In this final post, I’d like to offer four thoughts on applying the story of Job to our lives.
First, focus on what you affirm to be true about God. Those who know me are aware that I have a deep distaste for cliché Christianity and “pat answers.” I think those things should be categorically rejected. Neither can we praise mystery without restraint. As I mentioned in yesterday’s post, Job struggled deeply, but his struggle was the struggle of a believer who clung tightly to his convictions about what he knew to be true of God.
Second, it is possible to serve God with a pure heart in the midst of suffering. It’s important to remember that suffering does not give you a hall pass on faith and the practice(s) of faith. You can and should live your faith to the best of your ability in spite of your circumstances.

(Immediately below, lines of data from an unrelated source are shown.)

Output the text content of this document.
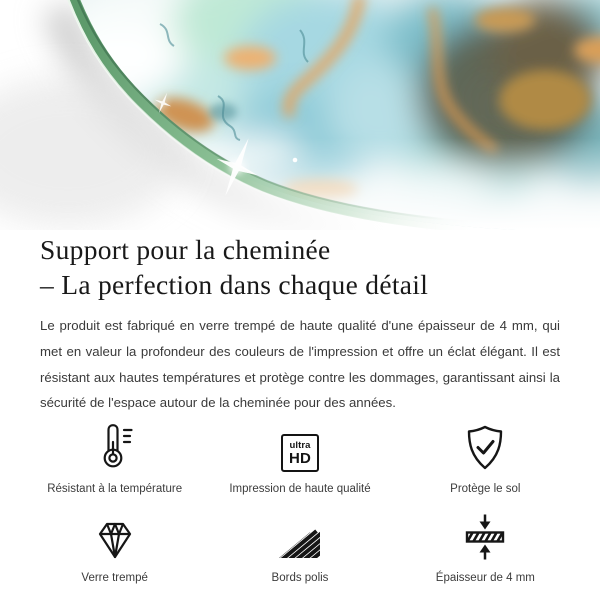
Support pour la cheminée
– La perfection dans chaque détail

Le produit est fabriqué en verre trempé de haute qualité d'une épaisseur de 4 mm, qui met en valeur la profondeur des couleurs de l'impression et offre un éclat élégant. Il est résistant aux hautes températures et protège contre les dommages, garantissant ainsi la sécurité de l'espace autour de la cheminée pour des années.

Résistant à la température
ultra
HD
Impression de haute qualité	Protège le sol
Verre trempé	Bords polis	Épaisseur de 4 mm
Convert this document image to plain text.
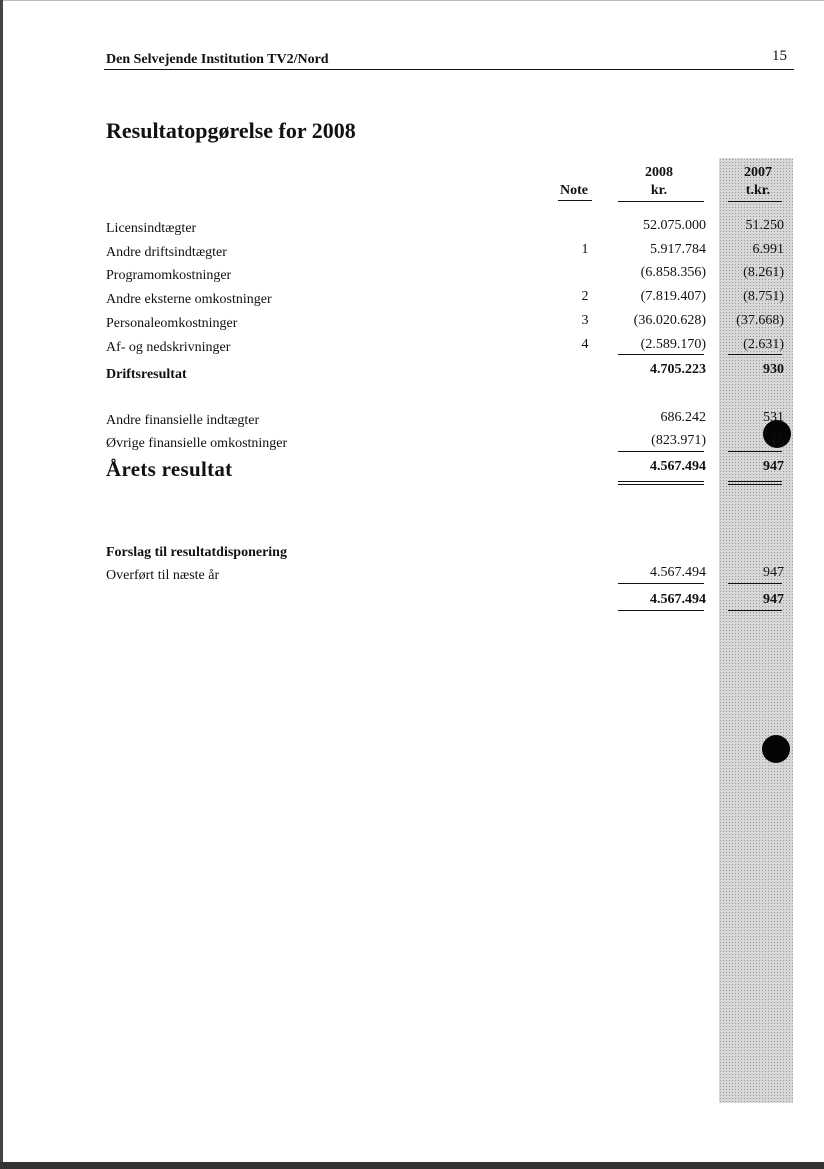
Den Selvejende Institution TV2/Nord	15
Resultatopgørelse for 2008
Note
2008
kr.
2007
t.kr.
Licensindtægter	52.075.000	51.250
Andre driftsindtægter	1	5.917.784	6.991
Programomkostninger	(6.858.356)	(8.261)
Andre eksterne omkostninger	2	(7.819.407)	(8.751)
Personaleomkostninger	3	(36.020.628) (37.668)
Af- og nedskrivninger	4	(2.589.170)	(2.631)
Driftsresultat	4.705.223	930
Andre finansielle indtægter	686.242	531
Øvrige finansielle omkostninger	(823.971)	(5
Årets resultat	4.567.494	947
Forslag til resultatdisponering
Overført til næste år	4.567.494	947
4.567.494	947
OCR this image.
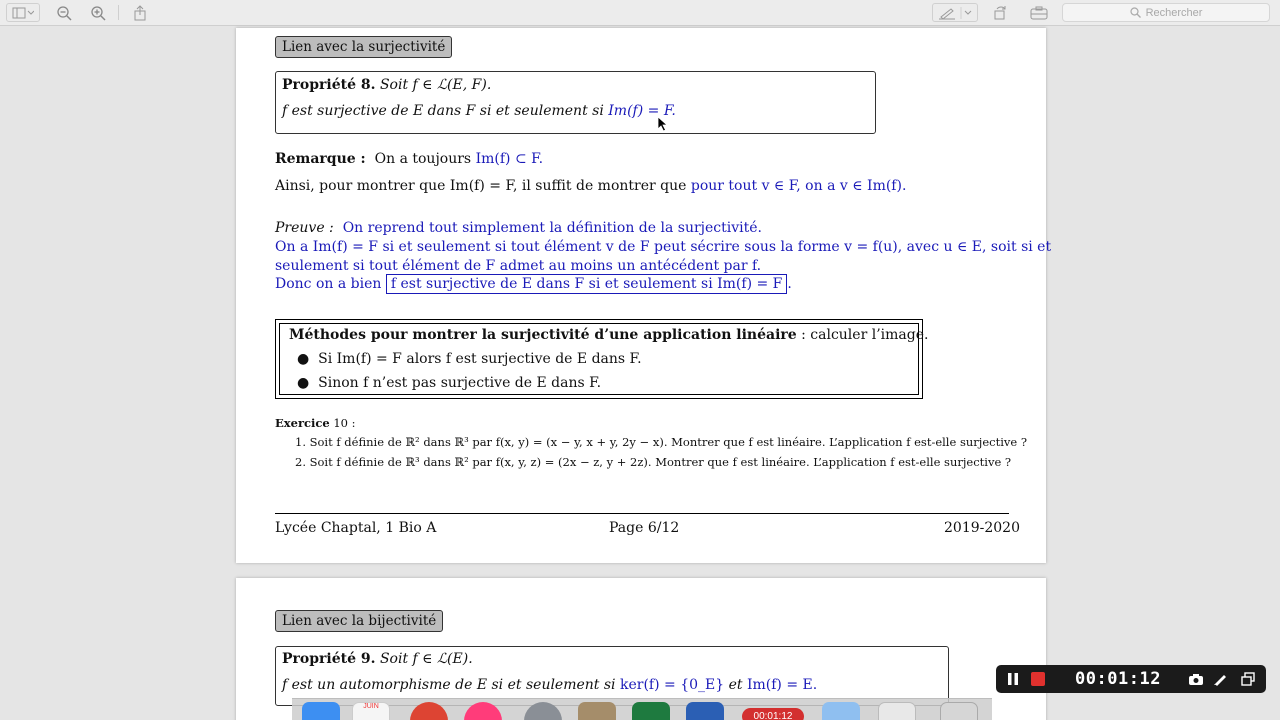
Rechercher
Lien avec la surjectivité
Propriété 8. Soit f ∈ ℒ(E, F).
f est surjective de E dans F si et seulement si Im(f) = F.
Remarque : On a toujours Im(f) ⊂ F.
Ainsi, pour montrer que Im(f) = F, il suffit de montrer que pour tout v ∈ F, on a v ∈ Im(f).
Preuve : On reprend tout simplement la définition de la surjectivité.
On a Im(f) = F si et seulement si tout élément v de F peut sécrire sous la forme v = f(u), avec u ∈ E, soit si et
seulement si tout élément de F admet au moins un antécédent par f.
Donc on a bien f est surjective de E dans F si et seulement si Im(f) = F .
Méthodes pour montrer la surjectivité d’une application linéaire : calculer l’image.
● Si Im(f) = F alors f est surjective de E dans F.
● Sinon f n’est pas surjective de E dans F.
Exercice 10 :
1. Soit f définie de ℝ² dans ℝ³ par f(x, y) = (x − y, x + y, 2y − x). Montrer que f est linéaire. L’application f est-elle surjective ?
2. Soit f définie de ℝ³ dans ℝ² par f(x, y, z) = (2x − z, y + 2z). Montrer que f est linéaire. L’application f est-elle surjective ?
Lycée Chaptal, 1 Bio A	Page 6/12	2019-2020
Lien avec la bijectivité
Propriété 9. Soit f ∈ ℒ(E).
f est un automorphisme de E si et seulement si ker(f) = {0_E} et Im(f) = E.
JUIN
00:01:12
00:01:12
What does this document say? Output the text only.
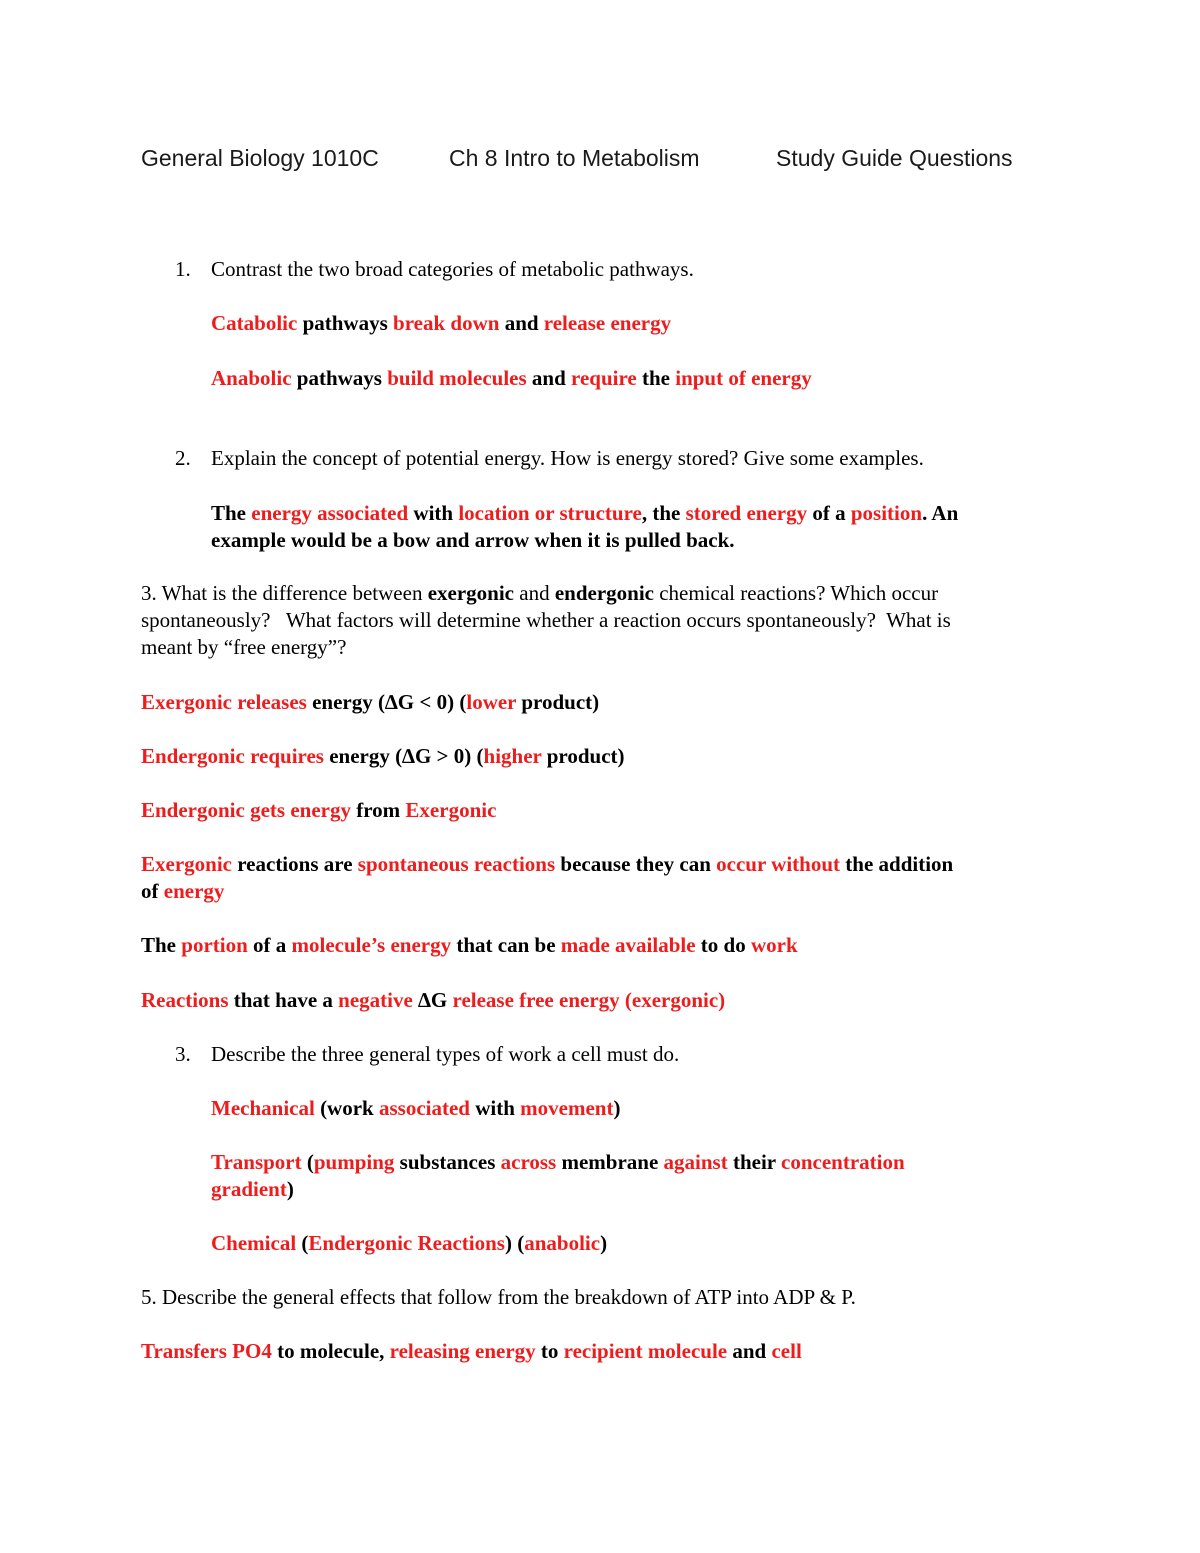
General Biology 1010C	Ch 8 Intro to Metabolism	Study Guide Questions
1. Contrast the two broad categories of metabolic pathways.
Catabolic pathways break down and release energy
Anabolic pathways build molecules and require the input of energy
2. Explain the concept of potential energy. How is energy stored? Give some examples.
The energy associated with location or structure, the stored energy of a position. An
example would be a bow and arrow when it is pulled back.
3. What is the difference between exergonic and endergonic chemical reactions? Which occur
spontaneously?   What factors will determine whether a reaction occurs spontaneously?  What is
meant by “free energy”?
Exergonic releases energy (∆G < 0) (lower product)
Endergonic requires energy (∆G > 0) (higher product)
Endergonic gets energy from Exergonic
Exergonic reactions are spontaneous reactions because they can occur without the addition
of energy
The portion of a molecule’s energy that can be made available to do work
Reactions that have a negative ∆G release free energy (exergonic)
3. Describe the three general types of work a cell must do.
Mechanical (work associated with movement)
Transport (pumping substances across membrane against their concentration
gradient)
Chemical (Endergonic Reactions) (anabolic)
5. Describe the general effects that follow from the breakdown of ATP into ADP & P.
Transfers PO4 to molecule, releasing energy to recipient molecule and cell
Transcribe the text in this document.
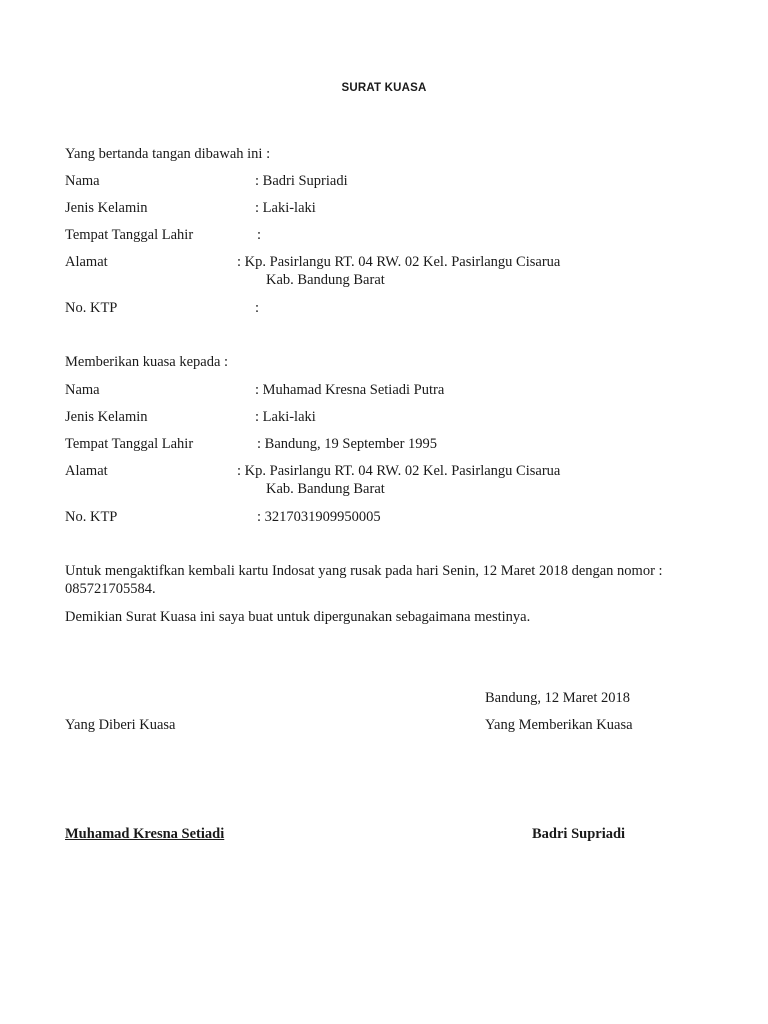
SURAT KUASA
Yang bertanda tangan dibawah ini :
Nama	: Badri Supriadi
Jenis Kelamin	: Laki-laki
Tempat Tanggal Lahir	:
Alamat	: Kp. Pasirlangu RT. 04 RW. 02 Kel. Pasirlangu Cisarua
Kab. Bandung Barat
No. KTP	:
Memberikan kuasa kepada :
Nama	: Muhamad Kresna Setiadi Putra
Jenis Kelamin	: Laki-laki
Tempat Tanggal Lahir	: Bandung, 19 September 1995
Alamat	: Kp. Pasirlangu RT. 04 RW. 02 Kel. Pasirlangu Cisarua
Kab. Bandung Barat
No. KTP	: 3217031909950005
Untuk mengaktifkan kembali kartu Indosat yang rusak pada hari Senin, 12 Maret 2018 dengan nomor :
085721705584.
Demikian Surat Kuasa ini saya buat untuk dipergunakan sebagaimana mestinya.
Bandung, 12 Maret 2018
Yang Diberi Kuasa	Yang Memberikan Kuasa
Muhamad Kresna Setiadi	Badri Supriadi
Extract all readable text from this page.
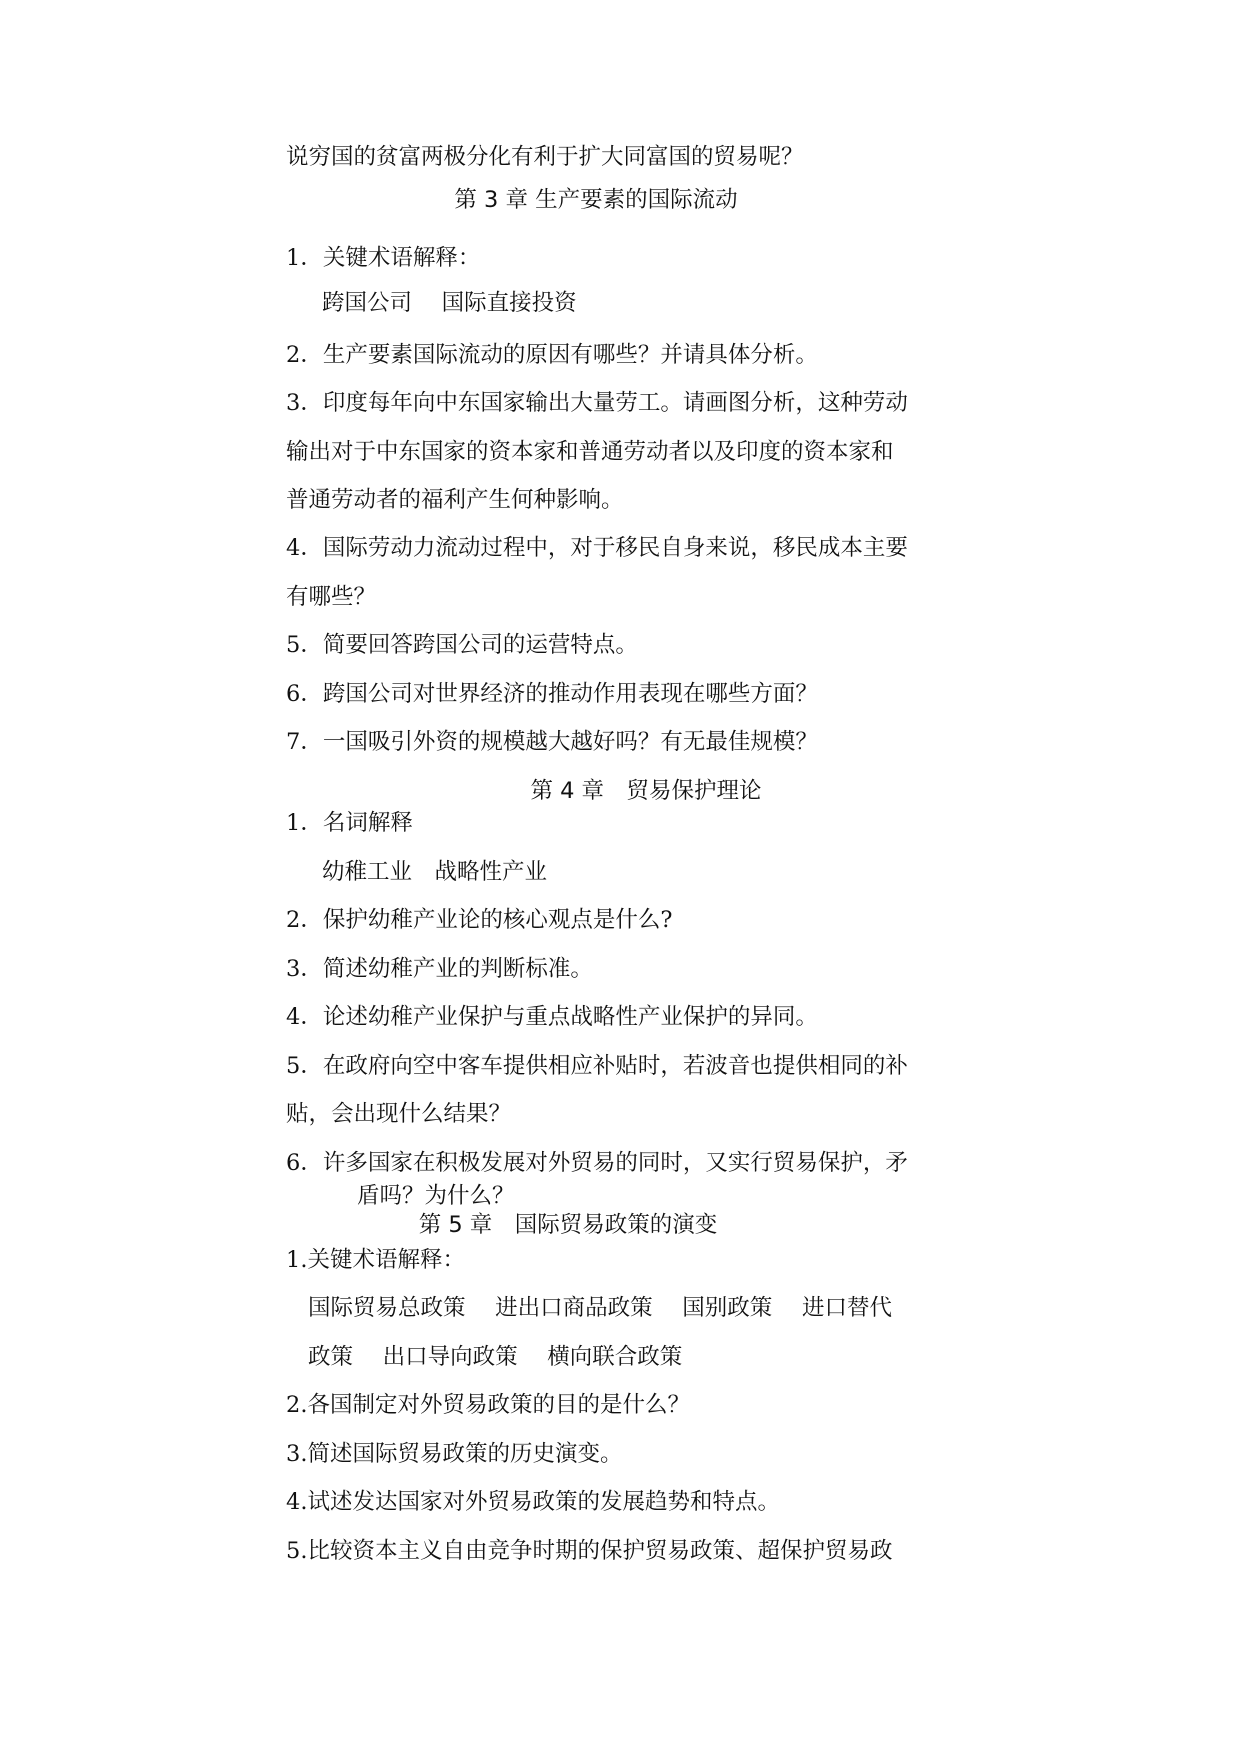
说穷国的贫富两极分化有利于扩大同富国的贸易呢？
第 3 章 生产要素的国际流动
1．关键术语解释：
跨国公司　 国际直接投资
2．生产要素国际流动的原因有哪些？并请具体分析。
3．印度每年向中东国家输出大量劳工。请画图分析，这种劳动
输出对于中东国家的资本家和普通劳动者以及印度的资本家和
普通劳动者的福利产生何种影响。
4．国际劳动力流动过程中，对于移民自身来说，移民成本主要
有哪些？
5．简要回答跨国公司的运营特点。
6．跨国公司对世界经济的推动作用表现在哪些方面？
7．一国吸引外资的规模越大越好吗？有无最佳规模？
第 4 章　贸易保护理论
1．名词解释
幼稚工业　战略性产业
2．保护幼稚产业论的核心观点是什么?
3．简述幼稚产业的判断标准。
4．论述幼稚产业保护与重点战略性产业保护的异同。
5．在政府向空中客车提供相应补贴时，若波音也提供相同的补
贴，会出现什么结果？
6．许多国家在积极发展对外贸易的同时，又实行贸易保护，矛
盾吗？为什么？
第 5 章　国际贸易政策的演变
1.关键术语解释：
国际贸易总政策　 进出口商品政策　 国别政策　 进口替代
政策　 出口导向政策　 横向联合政策
2.各国制定对外贸易政策的目的是什么？
3.简述国际贸易政策的历史演变。
4.试述发达国家对外贸易政策的发展趋势和特点。
5.比较资本主义自由竞争时期的保护贸易政策、超保护贸易政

Third, be aware that there are always bigger purposes at work in your life, whether you know it or not. Job endured his entire battery of suffering not knowing about God’s conversation with the accuser at the throne. We must realize that when suffering strikes home God is not being capricious or arbitrary. He’s not playing cosmic games with his creatures to alleviate his own boredom. At the same time, what you experience is not always about you. There are larger forces and purposes at work even though we may not see them as such.
Finally, any suffering helps us to identify more closely with Christ. If you lay the life of Job atop the life of Jesus you’ll quickly identify several interesting parallels. Both suffered greatly, both suffered innocently, and both understood the fickle nature of friends and followers. Ultimately, both Job and Jesus found help on this earth in the end. For Job, it was restoration, and for Jesus, it was resurrection. Never forget that suffering is the primary tool that God invests in your life to make you more like Jesus. In Paul’s quest for knowledge of Christ, he wrote, “I want to know Christ and the power of his resurrection and the fellowship of sharing his sufferings” (Philippians 3:10, NIV). The former does not come without the latter. That was true of Paul, and its true of us as well.